The psalmist regales the people with all the wonder and miracles of their relational journey with God.  How God freed them from their captivity . . . led them through the wilderness . . . provided for them in their time of need . . . constantly taking care of them and getting them to where they are now.  To the listener it feels like a roller coaster ride . . . one minute up, the next minute down.  Like a thriller in which the action builds, the end seems immanent . . . and God always rides in at the last moment to save the day.  This is the story the people listen to and they cannot help but to embrace the graciousness and power of the story . . . the graciousness and power of God.  God always comes through . . . this they can agree upon . . . BUT!

But . . . they are tired.  They are tired of the roller coaster ride . . . tired of the last minute rescues . . . tired of being brought to the brink of disaster and being whisked off to safety.  The story, God’s story and their story, is emotionally draining . . . they can see the presence of God throughout it . . . and, they want to fully embrace it . . . but, man are they tired of being put through the wringer.  Dutifully they affirmed the words of the psalmist and then non-chalantly expose their true feelings by adding the word . . . “but”.

Yes . . . but . . . with these two words the people expose the fact that they are not fully trusting of God or God’s role in their lives.  Despite the psalmist’s belief that God gives to each person a path in life to travel and that God will continually provide for that journey . . . and that he wants us to fully embrace that belief as history has proven it . . . the people still whine and complain about God and God’s actions in their lives.  Yet, the psalmist also understands that it up to the people—collectively and as individuals—to make the choice as to whether or not they are going to fully trust God or whether they are going to grumble and complain the whole way.

As the children of God we are allowed to question God . . . allowed to ask God the hard questions . . . allowed to seek clarification . . . allowed to challenge God.  Shoot, the Book of Psalms is filled with such questioning throughout it . . . laments in which the people cry out for understanding of the injustices and hardships of life they have experienced.  I think that we all feel that in our relationships with God we have the ability and the right to question God.  I think that we do it all of the time.

Yet there comes a point in all of our lives when we either have to make a decision and follow it or quit spinning our wheels.  The proverbial “either use the pot or get off of it” sort of thing.  At some point in our journeys of faith we have to fully embrace God and trust . . . learn to trust God.  History and stories have proven over and over again that God has our best interests at heart . . . that God loves us and will provide for us . . . that God always comes through.  True, it might not always be in the ways that we want or expect, but God comes through.  But, we have to remember that God’s ways are not our ways; nor is God’s wisdom our wisdom. 

So it is that the psalmist this morning throws out a challenge to the people and to us to listen . . . to listen to the stories of the journey of faith . . . to listen to the stories of God’s presence and action in the lives of the children of God.  To hear once again of God’s love and grace . . . God’s provision and direction.  To listen and to consider . . . once again . . . whether or not God deserves trust . . . complete trust. 

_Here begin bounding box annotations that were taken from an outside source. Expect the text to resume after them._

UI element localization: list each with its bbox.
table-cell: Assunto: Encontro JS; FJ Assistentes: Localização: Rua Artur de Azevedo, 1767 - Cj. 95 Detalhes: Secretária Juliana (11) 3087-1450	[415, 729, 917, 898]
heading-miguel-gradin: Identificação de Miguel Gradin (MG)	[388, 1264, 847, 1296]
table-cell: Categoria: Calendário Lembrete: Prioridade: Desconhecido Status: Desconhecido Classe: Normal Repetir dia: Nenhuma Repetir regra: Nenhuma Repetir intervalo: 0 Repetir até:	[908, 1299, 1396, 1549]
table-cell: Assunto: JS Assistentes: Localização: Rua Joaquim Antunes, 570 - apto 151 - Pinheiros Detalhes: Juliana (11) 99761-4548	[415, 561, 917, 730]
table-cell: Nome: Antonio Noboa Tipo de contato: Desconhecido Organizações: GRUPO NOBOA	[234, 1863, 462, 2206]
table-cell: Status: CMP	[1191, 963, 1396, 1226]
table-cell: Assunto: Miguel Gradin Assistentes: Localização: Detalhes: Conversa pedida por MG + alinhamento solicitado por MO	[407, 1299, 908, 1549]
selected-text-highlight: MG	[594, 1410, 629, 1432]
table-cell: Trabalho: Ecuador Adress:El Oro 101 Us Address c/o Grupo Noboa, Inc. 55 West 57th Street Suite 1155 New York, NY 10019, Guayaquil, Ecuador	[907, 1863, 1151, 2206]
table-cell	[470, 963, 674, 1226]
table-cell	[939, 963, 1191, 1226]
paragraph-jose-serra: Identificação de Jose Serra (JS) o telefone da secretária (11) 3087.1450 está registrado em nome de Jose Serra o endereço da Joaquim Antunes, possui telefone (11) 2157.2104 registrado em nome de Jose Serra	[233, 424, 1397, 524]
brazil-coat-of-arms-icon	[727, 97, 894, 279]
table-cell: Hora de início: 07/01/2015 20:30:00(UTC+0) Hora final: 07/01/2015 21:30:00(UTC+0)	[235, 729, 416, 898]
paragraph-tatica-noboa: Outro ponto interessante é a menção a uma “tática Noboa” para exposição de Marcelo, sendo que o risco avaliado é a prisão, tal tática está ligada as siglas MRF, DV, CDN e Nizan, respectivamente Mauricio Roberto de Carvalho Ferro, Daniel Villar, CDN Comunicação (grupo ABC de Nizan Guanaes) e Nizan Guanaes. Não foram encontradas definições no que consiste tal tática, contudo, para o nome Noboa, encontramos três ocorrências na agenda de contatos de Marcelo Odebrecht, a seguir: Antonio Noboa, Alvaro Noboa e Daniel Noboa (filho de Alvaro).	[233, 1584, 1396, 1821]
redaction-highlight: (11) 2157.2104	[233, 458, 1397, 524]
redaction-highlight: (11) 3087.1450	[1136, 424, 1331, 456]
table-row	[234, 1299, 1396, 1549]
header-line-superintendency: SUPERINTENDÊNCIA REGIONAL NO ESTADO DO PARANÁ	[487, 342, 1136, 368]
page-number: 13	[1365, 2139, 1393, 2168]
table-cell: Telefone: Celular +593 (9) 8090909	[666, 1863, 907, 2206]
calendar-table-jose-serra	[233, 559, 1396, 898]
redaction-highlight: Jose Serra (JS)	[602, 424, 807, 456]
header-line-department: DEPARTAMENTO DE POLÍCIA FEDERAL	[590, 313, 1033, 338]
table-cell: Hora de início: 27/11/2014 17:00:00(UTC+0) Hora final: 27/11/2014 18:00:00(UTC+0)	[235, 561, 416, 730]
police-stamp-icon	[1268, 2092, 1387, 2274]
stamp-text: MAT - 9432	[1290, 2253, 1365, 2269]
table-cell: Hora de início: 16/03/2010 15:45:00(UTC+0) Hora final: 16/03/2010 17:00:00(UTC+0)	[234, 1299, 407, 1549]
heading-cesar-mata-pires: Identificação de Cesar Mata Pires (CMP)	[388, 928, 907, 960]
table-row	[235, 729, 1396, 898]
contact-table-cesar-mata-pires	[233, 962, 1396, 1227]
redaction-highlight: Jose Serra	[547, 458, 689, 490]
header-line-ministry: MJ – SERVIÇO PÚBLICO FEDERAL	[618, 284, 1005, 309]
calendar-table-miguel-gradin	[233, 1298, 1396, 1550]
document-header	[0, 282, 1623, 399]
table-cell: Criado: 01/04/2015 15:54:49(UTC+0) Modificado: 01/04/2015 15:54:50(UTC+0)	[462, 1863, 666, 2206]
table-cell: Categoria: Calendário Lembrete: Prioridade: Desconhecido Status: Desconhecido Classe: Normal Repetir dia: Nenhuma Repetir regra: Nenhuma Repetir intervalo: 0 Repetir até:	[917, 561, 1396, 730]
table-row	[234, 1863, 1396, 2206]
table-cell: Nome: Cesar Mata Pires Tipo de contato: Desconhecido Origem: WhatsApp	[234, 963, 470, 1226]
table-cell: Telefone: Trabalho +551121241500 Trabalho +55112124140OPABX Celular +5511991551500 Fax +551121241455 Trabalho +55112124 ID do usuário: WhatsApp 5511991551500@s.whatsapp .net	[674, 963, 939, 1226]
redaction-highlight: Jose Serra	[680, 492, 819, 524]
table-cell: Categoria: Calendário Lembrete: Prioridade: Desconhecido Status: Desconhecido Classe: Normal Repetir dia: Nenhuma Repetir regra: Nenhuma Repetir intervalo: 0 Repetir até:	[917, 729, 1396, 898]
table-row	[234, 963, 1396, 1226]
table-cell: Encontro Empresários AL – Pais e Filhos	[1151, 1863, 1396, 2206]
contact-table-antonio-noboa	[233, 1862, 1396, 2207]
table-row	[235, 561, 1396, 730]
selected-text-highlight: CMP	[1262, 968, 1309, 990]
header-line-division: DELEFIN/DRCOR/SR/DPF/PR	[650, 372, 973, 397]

We know the stories . . . we know of God’s presence . . . know of God’s love and grace in our journey.  The time has come to embrace our stories, to embrace the truth, and to let go and trust God.  It is time to let go of half-affirmations of faith . . . time to let go of the “yes, but” statements.  God wants to be trusted . . . wants to be accepted . . . wants to be embraced . . . wants to belong and be a part of our lives.  Anything less is nothing but a “yes, but” . . . you either do or don’t.  God is banking on us to do the right thing.  Amen.